Link: </NoAuth/css/aileron-squished-09504fd500c0b721310b79cd2eb67ac0.c
+ss>; media="all"; rel="stylesheet"; type="text/css"
Link: </NoAuth/css/print.css>; media="print"; rel="stylesheet"; type="
+text/css"
Set-Cookie: RT_SID_perl.443=15287ecac634a287f31aaa7154f0d7da; path=/; 
+secure; HttpOnly
Title: Login
X-Frame-Options: DENY
X-UA-Compatible: IE=edge
[download]

SSL debugging is a pain. IO::Socket::SSL debug output does not make it better, i.e. you get only meaningful information out of it if you already understand SSL and openssl.

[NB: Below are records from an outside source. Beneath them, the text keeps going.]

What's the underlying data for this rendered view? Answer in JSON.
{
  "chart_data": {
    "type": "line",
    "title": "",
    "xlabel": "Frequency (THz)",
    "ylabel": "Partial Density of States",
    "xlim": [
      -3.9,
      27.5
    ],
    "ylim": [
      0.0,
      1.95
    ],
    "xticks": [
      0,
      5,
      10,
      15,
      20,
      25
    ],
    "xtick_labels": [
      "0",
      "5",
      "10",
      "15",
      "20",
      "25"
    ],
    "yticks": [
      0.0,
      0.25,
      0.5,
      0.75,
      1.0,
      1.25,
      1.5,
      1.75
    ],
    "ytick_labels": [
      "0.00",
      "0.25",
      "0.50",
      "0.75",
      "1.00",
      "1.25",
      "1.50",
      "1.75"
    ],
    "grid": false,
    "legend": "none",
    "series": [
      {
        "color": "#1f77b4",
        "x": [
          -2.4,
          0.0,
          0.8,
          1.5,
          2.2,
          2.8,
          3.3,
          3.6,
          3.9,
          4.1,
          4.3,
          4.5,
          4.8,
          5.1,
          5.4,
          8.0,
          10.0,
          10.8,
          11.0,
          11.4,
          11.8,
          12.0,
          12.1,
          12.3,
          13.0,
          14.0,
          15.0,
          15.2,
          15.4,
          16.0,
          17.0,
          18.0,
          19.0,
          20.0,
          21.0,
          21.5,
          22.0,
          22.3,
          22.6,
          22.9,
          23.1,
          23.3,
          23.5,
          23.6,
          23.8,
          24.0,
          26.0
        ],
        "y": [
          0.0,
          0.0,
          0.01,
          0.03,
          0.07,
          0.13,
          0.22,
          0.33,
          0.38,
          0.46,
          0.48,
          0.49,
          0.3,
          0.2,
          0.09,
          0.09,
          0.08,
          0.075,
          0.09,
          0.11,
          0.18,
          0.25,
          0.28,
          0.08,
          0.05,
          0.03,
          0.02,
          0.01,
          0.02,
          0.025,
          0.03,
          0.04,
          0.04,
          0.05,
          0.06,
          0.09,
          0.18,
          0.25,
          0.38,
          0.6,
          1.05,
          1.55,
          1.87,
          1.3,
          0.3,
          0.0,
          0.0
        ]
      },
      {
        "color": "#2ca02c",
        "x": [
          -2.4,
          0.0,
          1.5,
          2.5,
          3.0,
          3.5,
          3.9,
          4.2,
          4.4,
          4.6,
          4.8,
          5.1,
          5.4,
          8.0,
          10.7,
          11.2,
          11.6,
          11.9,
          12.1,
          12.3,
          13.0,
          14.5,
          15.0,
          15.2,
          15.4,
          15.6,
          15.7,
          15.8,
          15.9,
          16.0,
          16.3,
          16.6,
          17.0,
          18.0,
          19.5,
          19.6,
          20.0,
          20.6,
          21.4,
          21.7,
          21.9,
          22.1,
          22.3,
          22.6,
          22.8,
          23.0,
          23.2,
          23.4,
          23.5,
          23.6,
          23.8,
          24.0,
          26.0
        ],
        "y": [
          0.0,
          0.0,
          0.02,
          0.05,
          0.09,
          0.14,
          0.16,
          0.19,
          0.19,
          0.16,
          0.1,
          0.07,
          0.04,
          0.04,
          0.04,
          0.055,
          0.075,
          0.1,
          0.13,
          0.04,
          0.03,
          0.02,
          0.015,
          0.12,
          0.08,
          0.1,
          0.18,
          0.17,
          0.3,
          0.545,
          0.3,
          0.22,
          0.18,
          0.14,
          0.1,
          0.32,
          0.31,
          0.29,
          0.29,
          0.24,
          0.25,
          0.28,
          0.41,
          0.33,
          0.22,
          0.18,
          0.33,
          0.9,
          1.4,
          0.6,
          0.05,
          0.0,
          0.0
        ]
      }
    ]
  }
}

To get better help please with your problem please
• provide the version number of IO::Socket::SSL you are using.
• give example code which triggers your problem.
• provide information about the certificate of the server, e.g. issuer, common name, subject alternative names and chain certificates. These information are needed to check why the verification could fail.
As for integrating the debug output with Log4Perl: $IO::Socket::SSL::DEBUG controls both debugging from IO::Socket::SSL and Net::SSLeay (it is an alias to $Net::SSLeay::trace) and both modules simply write to STDERR. So you need to capture this.